Rating: 4 / 5
Chanel Bonfire is one of those books that after I finished I immediately thought, “Well, I’m sure glad my childhood wasn’t like that.” Wendy Lawless’ childhood was anything but normal. Her mother, Georgann was the farthest thing from soccer mom one can imagine. Instead, her primary occupation seemed to be making sure there is a man in her life to take care of her and her two young children, Wendy and Robin. All the trappings of a socialite, the dinner parties and fancy clothes, were what made Georgann tick, to the detriment of Wendy and Robin.

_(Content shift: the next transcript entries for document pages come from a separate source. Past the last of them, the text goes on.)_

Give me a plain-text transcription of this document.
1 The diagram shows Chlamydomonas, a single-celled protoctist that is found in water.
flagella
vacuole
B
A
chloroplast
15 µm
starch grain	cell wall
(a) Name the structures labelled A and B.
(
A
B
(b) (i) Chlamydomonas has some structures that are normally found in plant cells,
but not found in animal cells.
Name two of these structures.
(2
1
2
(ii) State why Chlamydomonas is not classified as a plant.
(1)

As I read this book, I couldn’t help but be appalled at Georgann’s negligence, and, quite frankly, surprised that Wendy and Robin have turned out the way they are. Their mother locked them in a closet for a day, told them their father didn’t want them anymore, and moved them around town and even to another country seemingly on a whim. Stability seemed overrated, as did providing a proper childhood. How well Georgann was able to manipulate a guy was reflected in Wendy and Robin’s lifestyle. When Georgann was with a wealthy man, the girls had beautiful clothes and lived in places such as the famed Dakota building in NYC or chic apartments in London. However, when Georgann was strapped for cash due to poor financial management, and there was no man to bail her out, all three of them ended up in middle-class dwellings in New Hampshire and Massachusetts. As a result, Wendy and Robin became reliant on themselves and each other.
Chanel Bonfire is a great example of overcoming the odds, of knowing that a traumatizing childhood, while difficult and indelible, is surmountable. Lawless’ memoir pulled me in from the get-go, was tragic, funny, and incredibly engaging. While it was short, it definitely packed a punch, and left me cheering wildly for Wendy and Robin.